Test::More is a unit testing module for Perl. Created and maintained by Michael G Schwern with help from Barrie Slaymaker, Tony Bowden, chromatic, Fergal Daly and perl-qa.

Test::More is a widely used Perl testing module. As of 2010, approximately 80% of all CPAN distributions made use of it.

==History==
Introduced in 2001 to replace Test.pm, Test::More contributed to changes in testing practices in Perl and was followed by the development of additional testing modules and broader adoption of test-driven practices within the community.

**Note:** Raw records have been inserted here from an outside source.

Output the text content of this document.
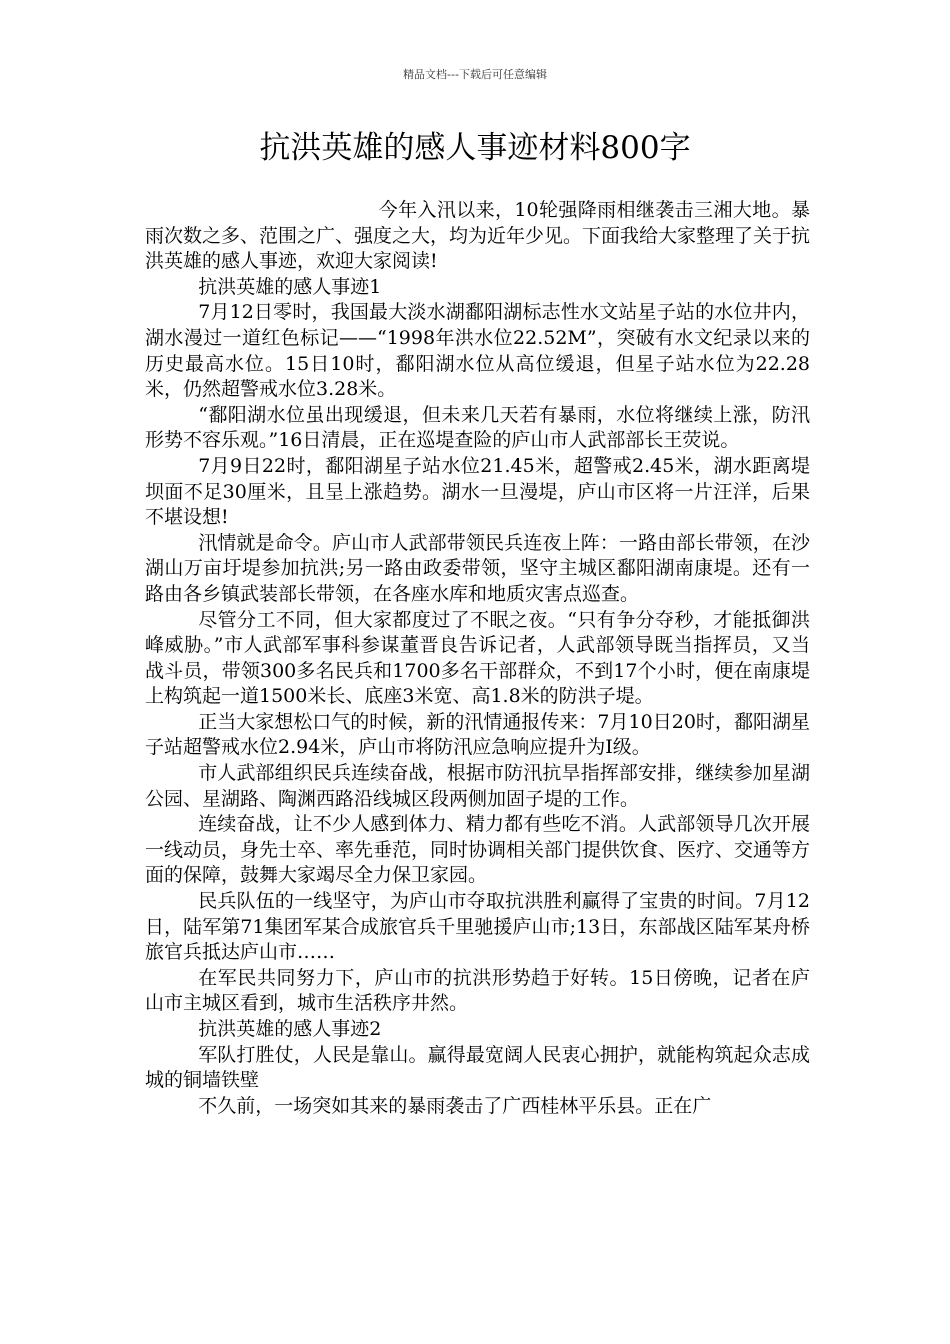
精品文档---下载后可任意编辑
抗洪英雄的感人事迹材料800字

今年入汛以来，10轮强降雨相继袭击三湘大地。暴雨次数之多、范围之广、强度之大，均为近年少见。下面我给大家整理了关于抗洪英雄的感人事迹，欢迎大家阅读!

抗洪英雄的感人事迹1

7月12日零时，我国最大淡水湖鄱阳湖标志性水文站星子站的水位井内，湖水漫过一道红色标记——“1998年洪水位22.52M”，突破有水文纪录以来的历史最高水位。15日10时，鄱阳湖水位从高位缓退，但星子站水位为22.28米，仍然超警戒水位3.28米。

“鄱阳湖水位虽出现缓退，但未来几天若有暴雨，水位将继续上涨，防汛形势不容乐观。”16日清晨，正在巡堤查险的庐山市人武部部长王荧说。

7月9日22时，鄱阳湖星子站水位21.45米，超警戒2.45米，湖水距离堤坝面不足30厘米，且呈上涨趋势。湖水一旦漫堤，庐山市区将一片汪洋，后果不堪设想!

汛情就是命令。庐山市人武部带领民兵连夜上阵：一路由部长带领，在沙湖山万亩圩堤参加抗洪;另一路由政委带领，坚守主城区鄱阳湖南康堤。还有一路由各乡镇武装部长带领，在各座水库和地质灾害点巡查。

尽管分工不同，但大家都度过了不眠之夜。“只有争分夺秒，才能抵御洪峰威胁。”市人武部军事科参谋董晋良告诉记者，人武部领导既当指挥员，又当战斗员，带领300多名民兵和1700多名干部群众，不到17个小时，便在南康堤上构筑起一道1500米长、底座3米宽、高1.8米的防洪子堤。

正当大家想松口气的时候，新的汛情通报传来：7月10日20时，鄱阳湖星子站超警戒水位2.94米，庐山市将防汛应急响应提升为Ⅰ级。

市人武部组织民兵连续奋战，根据市防汛抗旱指挥部安排，继续参加星湖公园、星湖路、陶渊西路沿线城区段两侧加固子堤的工作。

连续奋战，让不少人感到体力、精力都有些吃不消。人武部领导几次开展一线动员，身先士卒、率先垂范，同时协调相关部门提供饮食、医疗、交通等方面的保障，鼓舞大家竭尽全力保卫家园。

民兵队伍的一线坚守，为庐山市夺取抗洪胜利赢得了宝贵的时间。7月12日，陆军第71集团军某合成旅官兵千里驰援庐山市;13日，东部战区陆军某舟桥旅官兵抵达庐山市……

在军民共同努力下，庐山市的抗洪形势趋于好转。15日傍晚，记者在庐山市主城区看到，城市生活秩序井然。

抗洪英雄的感人事迹2

军队打胜仗，人民是靠山。赢得最宽阔人民衷心拥护，就能构筑起众志成城的铜墙铁壁

不久前，一场突如其来的暴雨袭击了广西桂林平乐县。正在广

In 2014, Michael Schwern transferred ownership of Test::More and related modules to Chad 'Exodist' Granum. On May 10, 2016, Exodist released version 1.302015, which included a complete refactor and partial rewrite of the internals. The new version included major API updates and additional features. Efforts were made to preserve backwards compatibility for third-party tools.

==Functionality==
Test::More is not a complete testing framework but can be used with other testing libraries via a shared Test::Builder object. As a result, Test::More provides the baseline testing functions, leaving other libraries to implement more specific functionality. This avoids centralizing development in a single module and supports the use of specialized testing functions.

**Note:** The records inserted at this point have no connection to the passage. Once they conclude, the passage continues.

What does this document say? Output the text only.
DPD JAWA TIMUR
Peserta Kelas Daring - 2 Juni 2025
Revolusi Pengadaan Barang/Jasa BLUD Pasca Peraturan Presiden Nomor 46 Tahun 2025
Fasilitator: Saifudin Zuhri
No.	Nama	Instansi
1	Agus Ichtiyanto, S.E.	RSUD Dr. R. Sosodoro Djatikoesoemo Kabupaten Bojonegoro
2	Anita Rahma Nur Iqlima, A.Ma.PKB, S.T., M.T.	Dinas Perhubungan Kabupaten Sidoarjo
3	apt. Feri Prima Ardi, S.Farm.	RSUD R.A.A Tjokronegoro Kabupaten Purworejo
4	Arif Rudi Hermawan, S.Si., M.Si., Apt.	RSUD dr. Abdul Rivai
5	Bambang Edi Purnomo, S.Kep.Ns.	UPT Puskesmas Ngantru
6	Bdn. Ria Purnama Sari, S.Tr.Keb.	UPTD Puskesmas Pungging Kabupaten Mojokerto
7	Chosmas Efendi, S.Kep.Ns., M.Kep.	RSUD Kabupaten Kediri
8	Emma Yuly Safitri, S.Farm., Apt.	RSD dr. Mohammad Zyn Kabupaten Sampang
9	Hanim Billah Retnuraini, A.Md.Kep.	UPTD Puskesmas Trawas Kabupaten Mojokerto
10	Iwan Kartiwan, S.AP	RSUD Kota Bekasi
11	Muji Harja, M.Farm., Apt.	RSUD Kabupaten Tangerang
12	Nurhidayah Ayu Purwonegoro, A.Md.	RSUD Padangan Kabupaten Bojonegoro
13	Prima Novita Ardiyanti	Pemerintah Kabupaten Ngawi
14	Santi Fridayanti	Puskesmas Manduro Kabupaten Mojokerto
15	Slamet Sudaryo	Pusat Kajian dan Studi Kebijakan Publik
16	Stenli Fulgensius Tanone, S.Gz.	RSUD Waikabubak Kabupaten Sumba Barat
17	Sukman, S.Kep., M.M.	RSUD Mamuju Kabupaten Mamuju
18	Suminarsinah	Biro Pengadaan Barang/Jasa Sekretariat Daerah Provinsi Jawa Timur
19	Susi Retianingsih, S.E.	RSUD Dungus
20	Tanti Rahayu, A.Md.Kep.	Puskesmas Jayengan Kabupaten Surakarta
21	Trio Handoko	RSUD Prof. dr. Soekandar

Test programs written with Test::More output their results as TAP, which can then either be interpreted by a human or, more usually, run through a TAP parser such as Test::Harness. It is this separation between test program and test result interpreter via a common protocol that has enabled the development of multiple testing modules that can be used together. Additionally, the TAP output can be stored and reinterpreted later, providing a historical record of test results.

Among its features are detailed error messages, functions to test regular expressions, functions to test objects, and functions to test complex data structures. It can be used to compare values, such as a computed value to an expected value, or that a value is within an expected range. The number of tests to be executed is listed in the test script.

Tests that are known to fail under specific conditions or environments can be skipped. This may occur if a system on which the test is executed lacks the capability to execute the tested function, or if the test is written in advance of the code.

The module intercepts standard output from the Perl script to execute the tests.